Royal Bank of Scotland Group Plc could be forced to spin off a larger part of its British consumer bank as part of a review of its business by the antitrust regulator.
RBS may have to give more assets to its Williams & Glyn business, which has 307 branches in the U.K., according to analysts at Numis Securities and Sanford C. Bernstein & Co. The U.K.’s Competition and Markets Authority said on Thursday it had been asked by the government to “identify if more could be done” with Williams & Glyn to boost competition.
British lawmakers are seeking to help smaller lenders challenge the dominance of the four biggest banks, including RBS, which control as much as 80 percent of the market. The CMA review echoes a similar push by the government in 2013 that resulted in Lloyds Banking Group Plc giving more assets to its TSB Banking Group Plc consumer business before its sale.
“These reviews never come up unless there is a strong underlying hypothesis,” said Chirantan Barua, an analyst at Sanford C. Bernstein with an outperform rating on RBS shares. “It looks like there will be some beef-ups to the branches or deposits ring-fenced so far.”
TSB got a 4 billion-pound ($6 billion) mortgage assets from Lloyds to help boost profitability by more than 200 million pounds over four years, based on a recommendation by the Office for Fair Trading, which was replaced by the CMA.
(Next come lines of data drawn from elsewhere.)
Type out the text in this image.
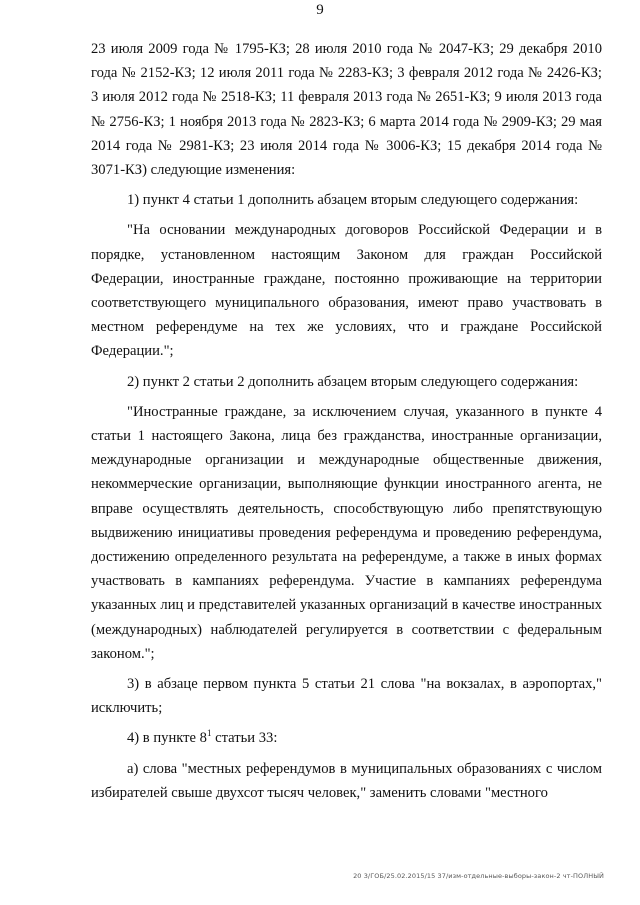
9

23 июля 2009 года № 1795-КЗ; 28 июля 2010 года № 2047-КЗ; 29 декабря 2010 года № 2152-КЗ; 12 июля 2011 года № 2283-КЗ; 3 февраля 2012 года № 2426-КЗ; 3 июля 2012 года № 2518-КЗ; 11 февраля 2013 года № 2651-КЗ; 9 июля 2013 года № 2756-КЗ; 1 ноября 2013 года № 2823-КЗ; 6 марта 2014 года № 2909-КЗ; 29 мая 2014 года № 2981-КЗ; 23 июля 2014 года № 3006-КЗ; 15 декабря 2014 года № 3071-КЗ) следующие изменения:

1) пункт 4 статьи 1 дополнить абзацем вторым следующего содержания:

"На основании международных договоров Российской Федерации и в порядке, установленном настоящим Законом для граждан Российской Федерации, иностранные граждане, постоянно проживающие на территории соответствующего муниципального образования, имеют право участвовать в местном референдуме на тех же условиях, что и граждане Российской Федерации.";

2) пункт 2 статьи 2 дополнить абзацем вторым следующего содержания:

"Иностранные граждане, за исключением случая, указанного в пункте 4 статьи 1 настоящего Закона, лица без гражданства, иностранные организации, международные организации и международные общественные движения, некоммерческие организации, выполняющие функции иностранного агента, не вправе осуществлять деятельность, способствующую либо препятствующую выдвижению инициативы проведения референдума и проведению референдума, достижению определенного результата на референдуме, а также в иных формах участвовать в кампаниях референдума. Участие в кампаниях референдума указанных лиц и представителей указанных организаций в качестве иностранных (международных) наблюдателей регулируется в соответствии с федеральным законом.";

3) в абзаце первом пункта 5 статьи 21 слова "на вокзалах, в аэропортах," исключить;

4) в пункте $8^1$ статьи 33:

а) слова "местных референдумов в муниципальных образованиях с числом избирателей свыше двухсот тысяч человек," заменить словами "местного

20 3/ГОБ/25.02.2015/15 37/изм-отдельные-выборы-закон-2 чт-ПОЛНЫЙ
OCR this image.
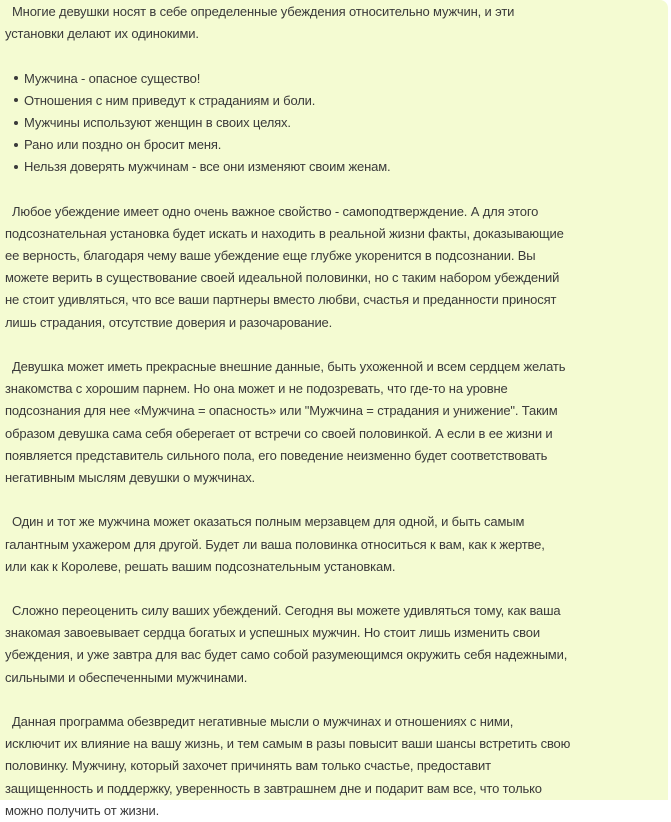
Многие девушки носят в себе определенные убеждения относительно мужчин, и эти
установки делают их одинокими.
Мужчина - опасное существо!
Отношения с ним приведут к страданиям и боли.
Мужчины используют женщин в своих целях.
Рано или поздно он бросит меня.
Нельзя доверять мужчинам - все они изменяют своим женам.
Любое убеждение имеет одно очень важное свойство - самоподтверждение. А для этого
подсознательная установка будет искать и находить в реальной жизни факты, доказывающие
ее верность, благодаря чему ваше убеждение еще глубже укоренится в подсознании. Вы
можете верить в существование своей идеальной половинки, но с таким набором убеждений
не стоит удивляться, что все ваши партнеры вместо любви, счастья и преданности приносят
лишь страдания, отсутствие доверия и разочарование.
Девушка может иметь прекрасные внешние данные, быть ухоженной и всем сердцем желать
знакомства с хорошим парнем. Но она может и не подозревать, что где-то на уровне
подсознания для нее «Мужчина = опасность» или "Мужчина = страдания и унижение". Таким
образом девушка сама себя оберегает от встречи со своей половинкой. А если в ее жизни и
появляется представитель сильного пола, его поведение неизменно будет соответствовать
негативным мыслям девушки о мужчинах.
Один и тот же мужчина может оказаться полным мерзавцем для одной, и быть самым
галантным ухажером для другой. Будет ли ваша половинка относиться к вам, как к жертве,
или как к Королеве, решать вашим подсознательным установкам.
Сложно переоценить силу ваших убеждений. Сегодня вы можете удивляться тому, как ваша
знакомая завоевывает сердца богатых и успешных мужчин. Но стоит лишь изменить свои
убеждения, и уже завтра для вас будет само собой разумеющимся окружить себя надежными,
сильными и обеспеченными мужчинами.
Данная программа обезвредит негативные мысли о мужчинах и отношениях с ними,
исключит их влияние на вашу жизнь, и тем самым в разы повысит ваши шансы встретить свою
половинку. Мужчину, который захочет причинять вам только счастье, предоставит
защищенность и поддержку, уверенность в завтрашнем дне и подарит вам все, что только
можно получить от жизни.
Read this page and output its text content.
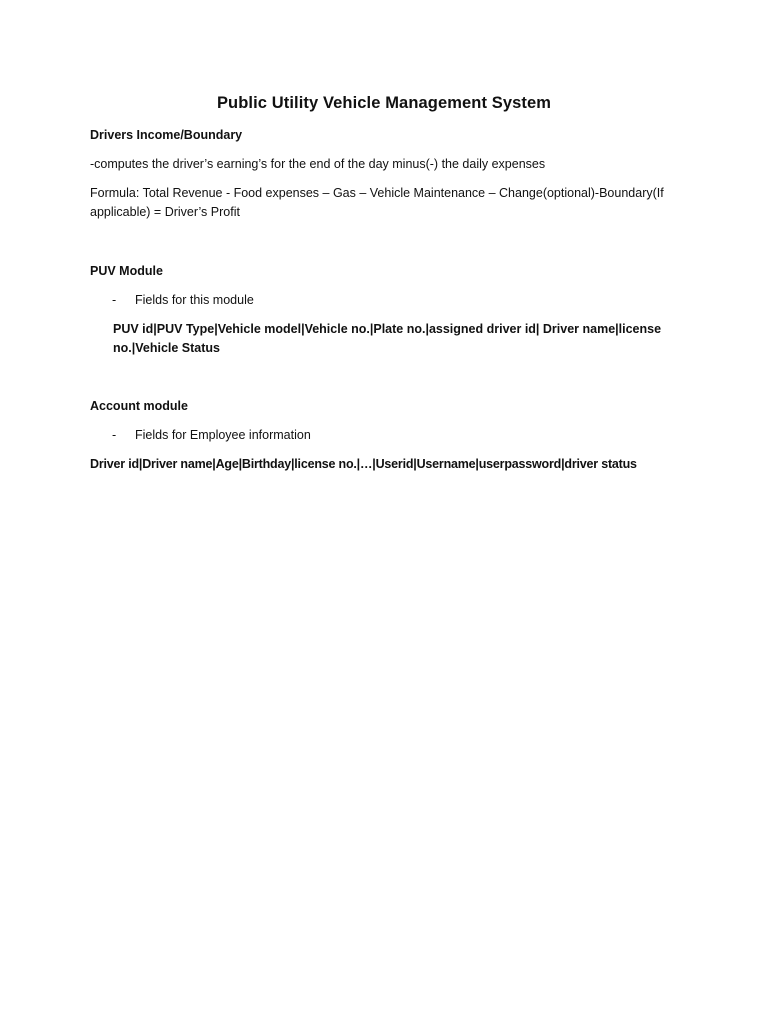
Public Utility Vehicle Management System
Drivers Income/Boundary
-computes the driver’s earning’s for the end of the day minus(-) the daily expenses
Formula: Total Revenue - Food expenses – Gas – Vehicle Maintenance – Change(optional)-Boundary(If applicable) = Driver’s Profit
PUV Module
- Fields for this module
PUV id|PUV Type|Vehicle model|Vehicle no.|Plate no.|assigned driver id| Driver name|license no.|Vehicle Status
Account module
- Fields for Employee information
Driver id|Driver name|Age|Birthday|license no.|…|Userid|Username|userpassword|driver status
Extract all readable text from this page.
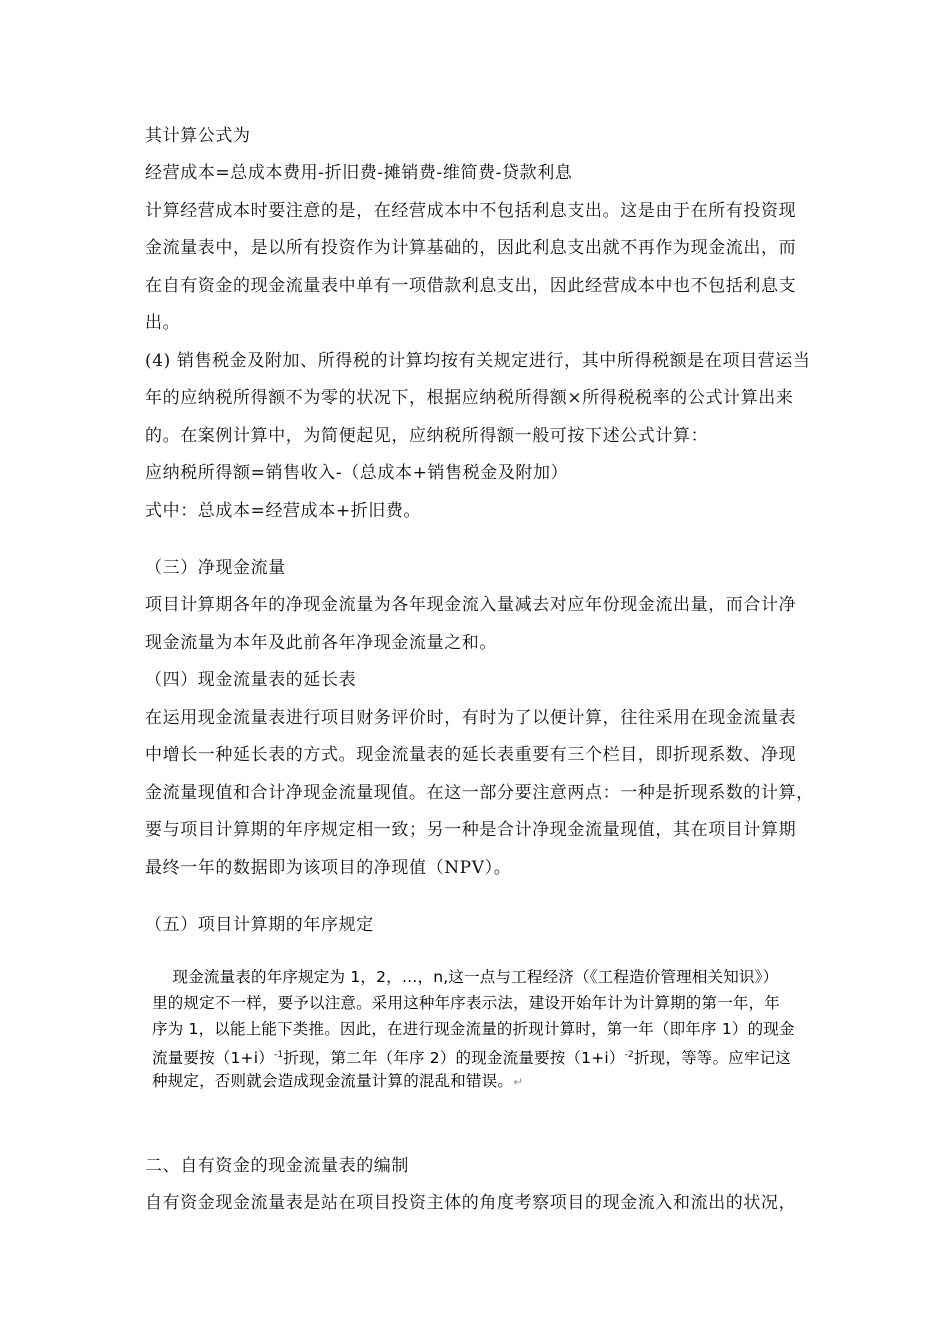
其计算公式为
经营成本=总成本费用-折旧费-摊销费-维简费-贷款利息
计算经营成本时要注意的是，在经营成本中不包括利息支出。这是由于在所有投资现
金流量表中，是以所有投资作为计算基础的，因此利息支出就不再作为现金流出，而
在自有资金的现金流量表中单有一项借款利息支出，因此经营成本中也不包括利息支
出。
(4) 销售税金及附加、所得税的计算均按有关规定进行，其中所得税额是在项目营运当
年的应纳税所得额不为零的状况下，根据应纳税所得额×所得税税率的公式计算出来
的。在案例计算中，为简便起见，应纳税所得额一般可按下述公式计算：
应纳税所得额=销售收入-（总成本+销售税金及附加）
式中：总成本=经营成本+折旧费。
（三）净现金流量
项目计算期各年的净现金流量为各年现金流入量减去对应年份现金流出量，而合计净
现金流量为本年及此前各年净现金流量之和。
（四）现金流量表的延长表
在运用现金流量表进行项目财务评价时，有时为了以便计算，往往采用在现金流量表
中增长一种延长表的方式。现金流量表的延长表重要有三个栏目，即折现系数、净现
金流量现值和合计净现金流量现值。在这一部分要注意两点：一种是折现系数的计算，
要与项目计算期的年序规定相一致；另一种是合计净现金流量现值，其在项目计算期
最终一年的数据即为该项目的净现值（NPV）。
（五）项目计算期的年序规定
现金流量表的年序规定为 1，2，…，n,这一点与工程经济（《工程造价管理相关知识》）
里的规定不一样，要予以注意。采用这种年序表示法，建设开始年计为计算期的第一年，年
序为 1，以能上能下类推。因此，在进行现金流量的折现计算时，第一年（即年序 1）的现金
流量要按$(1+i)^{-1}$折现，第二年（年序 2）的现金流量要按$(1+i)^{-2}$折现，等等。应牢记这
种规定，否则就会造成现金流量计算的混乱和错误。↵
二、自有资金的现金流量表的编制
自有资金现金流量表是站在项目投资主体的角度考察项目的现金流入和流出的状况，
“This also happened with TSB,” said Mike Trippitt, an analyst at Numis in London with an add rating on RBS shares. “It was recommended that Lloyds inject an additional mortgage enhancement portfolio to boost near-term profitability.”
Williams & Glyn had about 20 billion pounds of funded assets at the end of March, according to RBS’s first-quarter earnings. Revenue was 200 million pounds and operating profit excluding restructuring costs was 100 million pounds.
Both banks received government aid during the financial crisis and were forced to sell units to meet European Union bailout rules. RBS and Lloyds are still government owned.
RBS said in an e-mailed statement that it’s “working hard and devoting significant resources to establishing Williams & Glyn as a viable, stand-alone bank that will bring increased competition to the retail market.” The bank plans to sell shares in the consumer business in the fourth quarter of 2016.
Forcing RBS to give Williams & Glyn more assets or amend its plan to sell the business would be “counterproductive” at this stage, said Ian Gordon, an analyst at Investec Plc in London with a buy rating on the stock.
“I believe that the Treasury would merely wish the CMA to consider the competitive landscape in the context of the incremental change that a stand-alone W&G should offer going forward,” Gordon said. “Bluntly, there patently is improving choice in the market already.”
The CMA plans to publish its findings in July.